Magnetic ferroferric oxide and polydopamine molecularly imprinted polymer nanocomposites based electrochemical impedance sensor for the selective separation and sensitive determination of dichlorodiphenyltrichloroethane (DDT).

Dichlorodiphenyltrichloroethane (DDT) is a kind of broad-spectrum insecticides, which is potentially toxic and persistently threatens the safety of environment and food, due to their stability in nature and difficulty to degrade. For the first time, a novel impedance chemical sensor based on magnetic Fe3O4 and polydopamine molecularly imprinted polymer magnetic nanoparticles (PDA@Fe3O4 MIP MNPs) was designed.
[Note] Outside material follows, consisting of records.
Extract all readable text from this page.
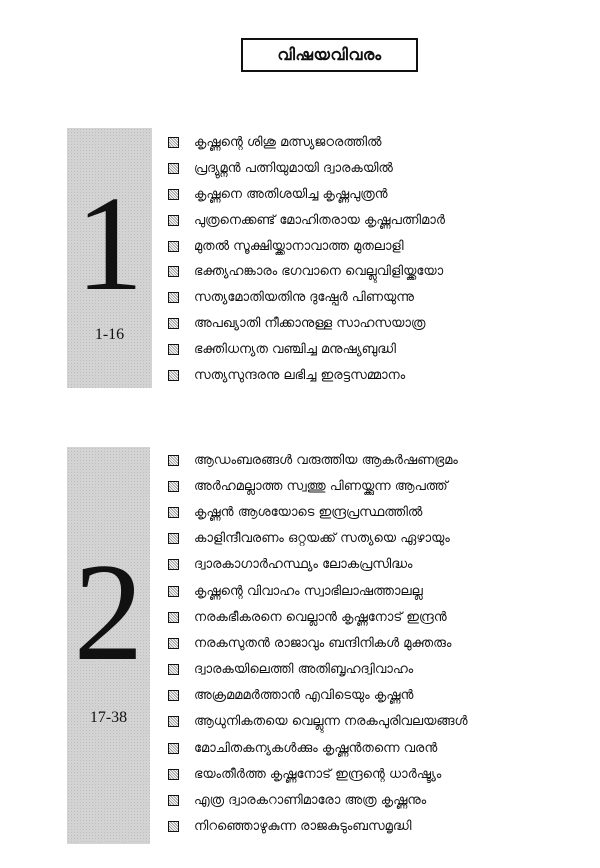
വിഷയവിവരം
1
1-16
കൃഷ്ണന്റെ ശിശു മത്സ്യജഠരത്തിൽ
പ്രദ്യുമ്നൻ പത്നിയുമായി ദ്വാരകയിൽ
കൃഷ്ണനെ അതിശയിച്ച കൃഷ്ണപുത്രൻ
പുത്രനെക്കണ്ട് മോഹിതരായ കൃഷ്ണപത്നിമാർ
മുതൽ സൂക്ഷിയ്ക്കാനാവാത്ത മുതലാളി
ഭക്ത്യഹങ്കാരം ഭഗവാനെ വെല്ലുവിളിയ്ക്കയോ
സത്യമോതിയതിനു ദുഷ്പേർ പിണയുന്നു
അപഖ്യാതി നീക്കാനുള്ള സാഹസയാത്ര
ഭക്തിധന്യത വഞ്ചിച്ച മനുഷ്യബുദ്ധി
സത്യസുന്ദരനു ലഭിച്ച ഇരട്ടസമ്മാനം
2
17-38
ആഡംബരങ്ങൾ വരുത്തിയ ആകർഷണഭ്രമം
അർഹമല്ലാത്ത സ്വത്തു പിണയ്ക്കുന്ന ആപത്ത്
കൃഷ്ണൻ ആശയോടെ ഇന്ദ്രപ്രസ്ഥത്തിൽ
കാളിന്ദീവരണം ഒറ്റയക്ക് സത്യയെ ഏഴായും
ദ്വാരകാഗാർഹസ്ഥ്യം ലോകപ്രസിദ്ധം
കൃഷ്ണന്റെ വിവാഹം സ്വാഭിലാഷത്താലല്ല
നരകഭീകരനെ വെല്ലാൻ കൃഷ്ണനോട് ഇന്ദ്രൻ
നരകസുതൻ രാജാവും ബന്ദിനികൾ മുക്തരും
ദ്വാരകയിലെത്തി അതിബൃഹദ്വിവാഹം
അക്രമമമർത്താൻ എവിടെയും കൃഷ്ണൻ
ആധുനികതയെ വെല്ലുന്ന നരകപുരിവലയങ്ങൾ
മോചിതകന്യകൾക്കും കൃഷ്ണൻതന്നെ വരൻ
ഭയംതീർത്ത കൃഷ്ണനോട് ഇന്ദ്രന്റെ ധാർഷ്ട്യം
എത്ര ദ്വാരകറാണിമാരോ അത്ര കൃഷ്ണനും
നിറഞ്ഞൊഴുകുന്ന രാജകുടുംബസമൃദ്ധി
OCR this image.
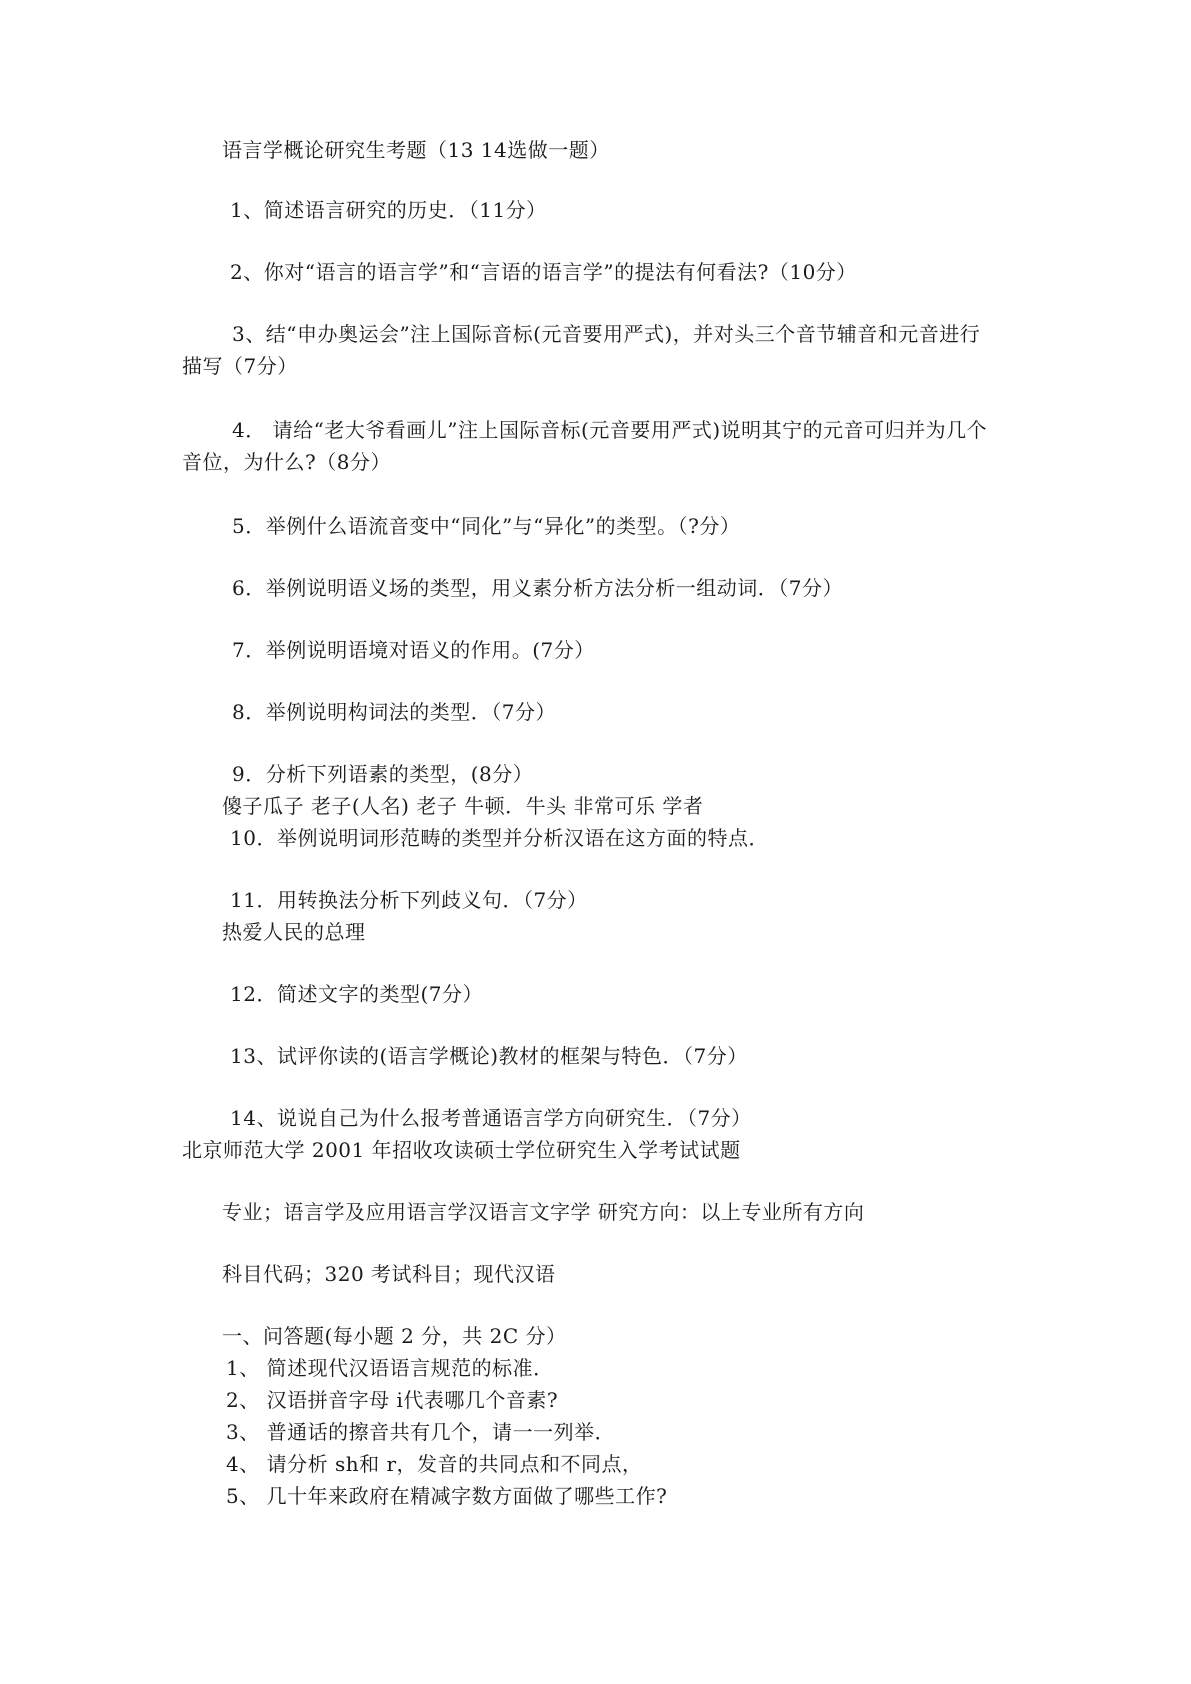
语言学概论研究生考题（13 14选做一题）
1、简述语言研究的历史．（11分）
2、你对“语言的语言学”和“言语的语言学”的提法有何看法?（10分）
3、结“申办奥运会”注上国际音标(元音要用严式)，并对头三个音节辅音和元音进行
描写（7分）
4． 请给“老大爷看画儿”注上国际音标(元音要用严式)说明其宁的元音可归并为几个
音位，为什么?（8分）
5．举例什么语流音变中“同化”与“异化”的类型。（?分）
6．举例说明语义场的类型，用义素分析方法分析一组动词．（7分）
7．举例说明语境对语义的作用。(7分）
8．举例说明构词法的类型．（7分）
9．分析下列语素的类型，(8分）
傻子瓜子 老子(人名) 老子 牛顿．牛头 非常可乐 学者
10．举例说明词形范畴的类型并分析汉语在这方面的特点．
11．用转换法分析下列歧义句．（7分）
热爱人民的总理
12．简述文字的类型(7分）
13、试评你读的(语言学概论)教材的框架与特色．（7分）
14、说说自己为什么报考普通语言学方向研究生．（7分）
北京师范大学 2001 年招收攻读硕士学位研究生入学考试试题
专业；语言学及应用语言学汉语言文字学 研究方向：以上专业所有方向
科目代码；320 考试科目；现代汉语
一、问答题(每小题 2 分，共 2C 分）
1、 简述现代汉语语言规范的标准．
2、 汉语拼音字母 i代表哪几个音素?
3、 普通话的擦音共有几个，请一一列举．
4、 请分析 sh和 r，发音的共同点和不同点，
5、 几十年来政府在精减字数方面做了哪些工作?
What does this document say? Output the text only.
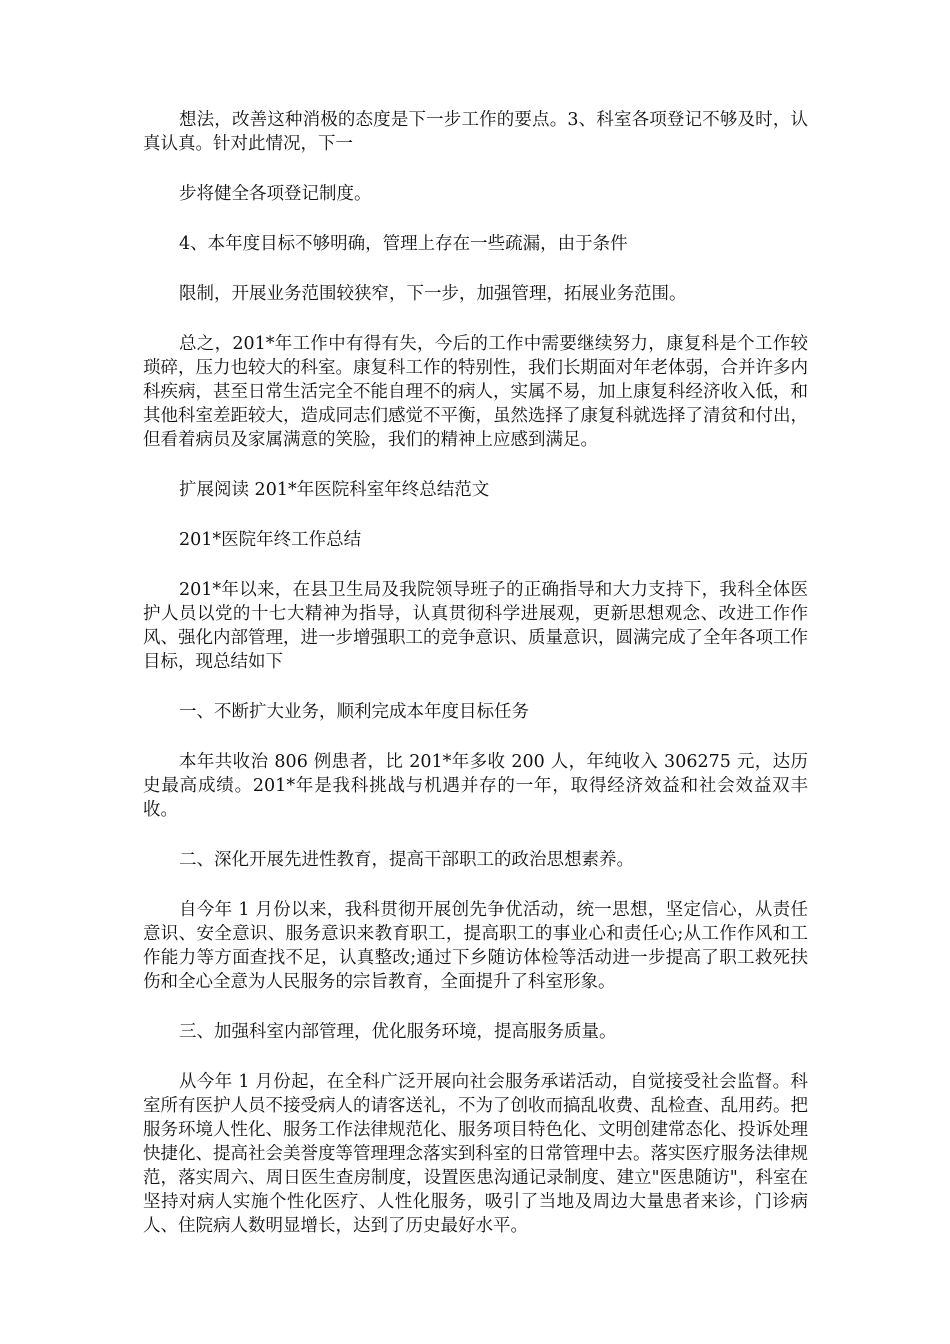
想法，改善这种消极的态度是下一步工作的要点。3、科室各项登记不够及时，认真认真。针对此情况，下一

步将健全各项登记制度。

4、本年度目标不够明确，管理上存在一些疏漏，由于条件

限制，开展业务范围较狭窄，下一步，加强管理，拓展业务范围。

总之，201*年工作中有得有失，今后的工作中需要继续努力，康复科是个工作较琐碎，压力也较大的科室。康复科工作的特别性，我们长期面对年老体弱，合并许多内科疾病，甚至日常生活完全不能自理不的病人，实属不易，加上康复科经济收入低，和其他科室差距较大，造成同志们感觉不平衡，虽然选择了康复科就选择了清贫和付出，但看着病员及家属满意的笑脸，我们的精神上应感到满足。

扩展阅读 201*年医院科室年终总结范文

201*医院年终工作总结

201*年以来，在县卫生局及我院领导班子的正确指导和大力支持下，我科全体医护人员以党的十七大精神为指导，认真贯彻科学进展观，更新思想观念、改进工作作风、强化内部管理，进一步增强职工的竞争意识、质量意识，圆满完成了全年各项工作目标，现总结如下

一、不断扩大业务，顺利完成本年度目标任务

本年共收治 806 例患者，比 201*年多收 200 人，年纯收入 306275 元，达历史最高成绩。201*年是我科挑战与机遇并存的一年，取得经济效益和社会效益双丰收。

二、深化开展先进性教育，提高干部职工的政治思想素养。

自今年 1 月份以来，我科贯彻开展创先争优活动，统一思想，坚定信心，从责任意识、安全意识、服务意识来教育职工，提高职工的事业心和责任心;从工作作风和工作能力等方面查找不足，认真整改;通过下乡随访体检等活动进一步提高了职工救死扶伤和全心全意为人民服务的宗旨教育，全面提升了科室形象。

三、加强科室内部管理，优化服务环境，提高服务质量。

从今年 1 月份起，在全科广泛开展向社会服务承诺活动，自觉接受社会监督。科室所有医护人员不接受病人的请客送礼，不为了创收而搞乱收费、乱检查、乱用药。把服务环境人性化、服务工作法律规范化、服务项目特色化、文明创建常态化、投诉处理快捷化、提高社会美誉度等管理理念落实到科室的日常管理中去。落实医疗服务法律规范，落实周六、周日医生查房制度，设置医患沟通记录制度、建立"医患随访"，科室在坚持对病人实施个性化医疗、人性化服务，吸引了当地及周边大量患者来诊，门诊病人、住院病人数明显增长，达到了历史最好水平。
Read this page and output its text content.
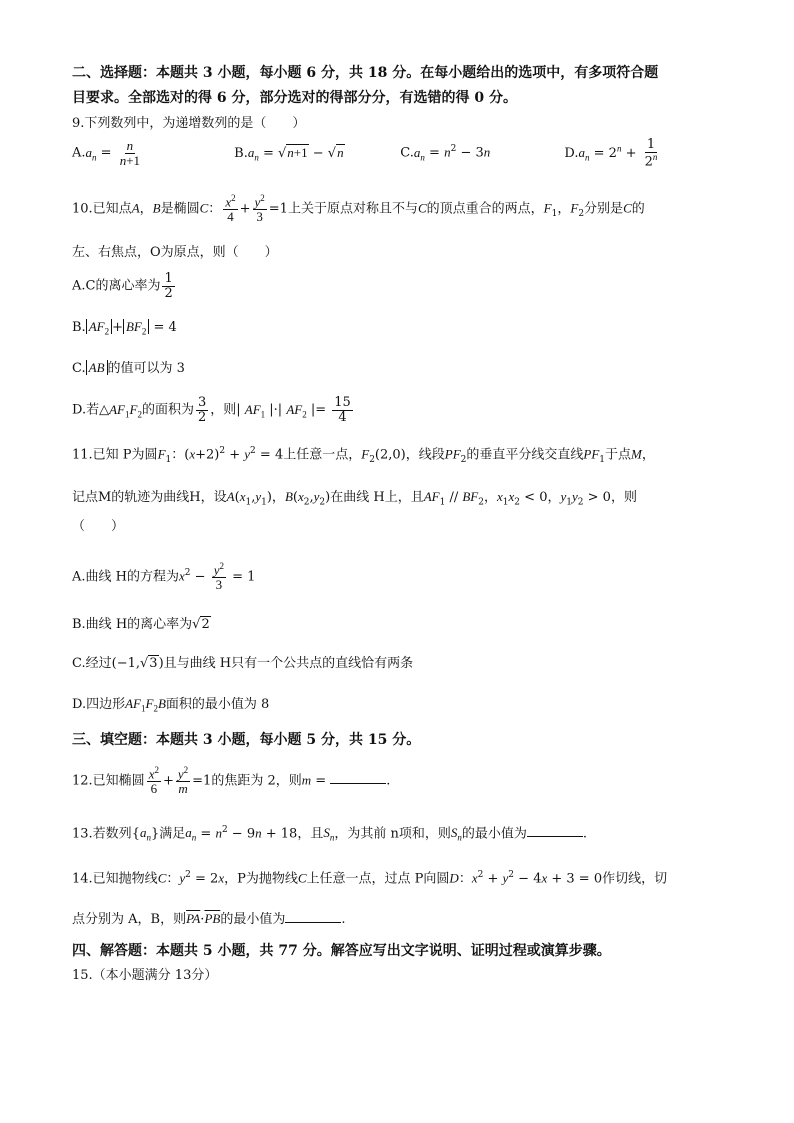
二、选择题：本题共 3 小题，每小题 6 分，共 18 分。在每小题给出的选项中，有多项符合题
目要求。全部选对的得 6 分，部分选对的得部分分，有选错的得 0 分。
9.下列数列中，为递增数列的是（　　）
$A.a_n = \frac{n}{n+1}$	$B.a_n = √n+1 - √n$	$C.a_n = n^2 - 3n$	$D.a_n = 2^n + \frac{1}{2^n}$
10.已知点A，B是椭圆C： $\frac{x^2}{4} + \frac{y^2}{3} =1$上关于原点对称且不与C的顶点重合的两点，$F_1$，$F_2$分别是C的
左、右焦点，O为原点，则（　　）
A.C的离心率为 $\frac{1}{2}$
B. $AF_2 + BF_2 = 4$
C. AB 的值可以为 3
D.若$\triangle AF_1F_2$的面积为 $\frac{3}{2}$ ，则| $AF_1$ |·| $AF_2$ |= $\frac{15}{4}$
11.已知 P为圆$F_1$：$(x+2)^2 + y^2 = 4$上任意一点，$F_2(2,0)$，线段$PF_2$的垂直平分线交直线$PF_1$于点M，
记点M的轨迹为曲线H，设$A(x_1,y_1)$，$B(x_2,y_2)$在曲线 H上，且$AF_1 // BF_2$，$x_1x_2 < 0$，$y_1y_2 > 0$，则
（　　）
A.曲线 H的方程为$x^2 - \frac{y^2}{3} = 1$
B.曲线 H的离心率为√2
C.经过(−1,√3)且与曲线 H只有一个公共点的直线恰有两条
D.四边形$AF_1F_2B$面积的最小值为 8
三、填空题：本题共 3 小题，每小题 5 分，共 15 分。
12.已知椭圆 $\frac{x^2}{6} + \frac{y^2}{m} =1$的焦距为 2，则m =	.
13.若数列$\{a_n\}$满足$a_n = n^2 - 9n + 18$，且$S_n$，为其前 n项和，则$S_n$的最小值为	.
14.已知抛物线C：$y^2 = 2x$，P为抛物线C上任意一点，过点 P向圆D：$x^2 + y^2 - 4x + 3 = 0$作切线，切
点分别为 A，B，则$\overline{PA}\cdot\overline{PB}$的最小值为	.
四、解答题：本题共 5 小题，共 77 分。解答应写出文字说明、证明过程或演算步骤。
15.（本小题满分 13分）
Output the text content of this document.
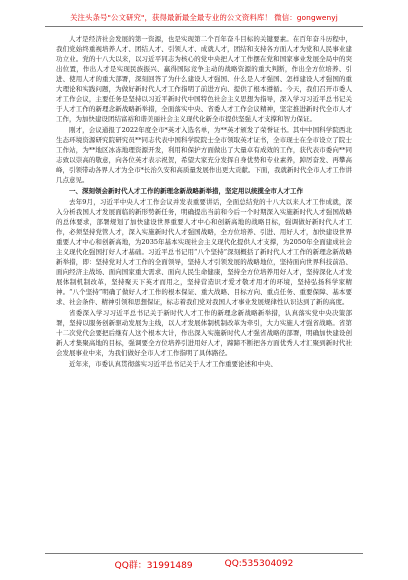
关注头条号"公文研究"，获得最新最全最专业的公文资料库！ 微信：gongwenyj

人才是经济社会发展的第一资源，也是实现第二个百年奋斗目标的关键要素。在百年奋斗历程中，我们党始终重视培养人才、团结人才、引领人才、成就人才，团结和支持各方面人才为党和人民事业建功立业。党的十八大以来，以习近平同志为核心的党中央把人才工作摆在党和国家事业发展全局中的突出位置，作出人才是实现民族振兴、赢得国际竞争主动的战略资源的重大判断，作出全方位培养、引进、使用人才的重大部署，深刻回答了为什么建设人才强国、什么是人才强国、怎样建设人才强国的重大理论和实践问题，为做好新时代人才工作指明了前进方向、提供了根本遵循。今天，我们召开市委人才工作会议，主要任务是坚持以习近平新时代中国特色社会主义思想为指导，深入学习习近平总书记关于人才工作的新理念新战略新举措，全面落实中央、省委人才工作会议精神，坚定推进新时代全市人才工作，为加快建设团结富裕和谐美丽社会主义现代化新全市提供坚强人才支撑和智力保证。

刚才，会议通报了2022年度全市*英才入选名单，为**英才颁发了荣誉证书。其中中国科学院西北生态环境资源研究院研究员**同志代表中国科学院院士全市领取英才证书，全市现士在全市设立了院士工作站，为**地区冰冻地理资源开发，利用和保护方面做出了大量卓有成效的工作，获代表市委向**同志致以崇高的敬意，向各位英才表示祝贺，希望大家充分发挥自身优势和专业素养，踔厉奋发、再攀高峰，引领带动各界人才为全市*长治久安和高质量发展作出更大贡献。下面，我就新时代全市人才工作讲几点意见。

一、深刻领会新时代人才工作的新理念新战略新举措，坚定用以统揽全市人才工作

去年9月，习近平中央人才工作会议并发表重要讲话，全面总结党的十八大以来人才工作成就，深入分析我国人才发展面临的新形势新任务，明确提出当前和今后一个时期深入实施新时代人才强国战略的总体要求，部署规划了加快建设世界重要人才中心和创新高地的战略目标，强调做好新时代人才工作，必须坚持党管人才，深入实施新时代人才强国战略，全方位培养、引进、用好人才，加快建设世界重要人才中心和创新高地，为2035年基本实现社会主义现代化提供人才支撑，为2050年全面建成社会主义现代化强国打好人才基础。习近平总书记用“八个坚持”深刻概括了新时代人才工作的新理念新战略新举措，即：坚持党对人才工作的全面领导，坚持人才引领发展的战略地位，坚持面向世界科技前沿、面向经济主战场、面向国家重大需求、面向人民生命健康，坚持全方位培养用好人才，坚持深化人才发展体制机制改革，坚持聚天下英才而用之，坚持营造识才爱才敬才用才的环境，坚持弘扬科学家精神。“八个坚持”明确了做好人才工作的根本保证、重大战略、目标方向、重点任务、重要保障、基本要求、社会条件、精神引领和思想保证，标志着我们党对我国人才事业发展规律性认识达到了新的高度。

省委深入学习习近平总书记关于新时代人才工作的新理念新战略新举措，认真落实党中央决策部署，坚持以服务创新驱动发展为主线，以人才发展体制机制改革为牵引，大力实施人才强省战略。省第十二次党代会要把后继有人这个根本大计，作出深入实施新时代人才强省战略的部署，明确加快建设创新人才集聚高地的目标，强调要全方位培养引进用好人才，蹄蹄不断把各方面优秀人才汇聚到新时代社会发展事业中来，为我们做好全市人才工作指明了具体路径。

近年来，市委认真贯彻落实习近平总书记关于人才工作重要论述和中央、

QQ群：31991489	QQ:535304092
Bisphenol A (BPA) and dopamine were used as virtual template molecules and functional monomer for MIP synthesis, respectively. Recognition cavities formed in PDA layers could specifically recognize and effectively adsorb DDT molecules, with the help of virtual templates that had similar molecular structure to DDTs. The as-prepared PDA@Fe3O4-MIP MNPs could be used for specific adsorption and efficient extraction of target molecules 4,4'-DDT from food samples. The electrochemical impedance of the PDA@Fe3O4-MIP MNPs increased sensitively with the adsorption of 4,4'-DDT, the correlationship between of the electrochemical impedance response and the concentration of 4,4'-DDT were applied in the construction of electrochemical impedance sensors for the determination of 4,4'-DDT. The sensor showed a good linear relationship between the charge transfer resistance (Rct) and the 4,4'-DDT concentration over a range from 1 × 10-11 to 1 × 10-3 mol L-1 with a detection limit of 6 × 10-12 mol L-1. The sensor also exhibited excellent sensitivity and selectivity as well as high stability for the detection of pesticide residues and other environmentally harmful chemicals in various food samples.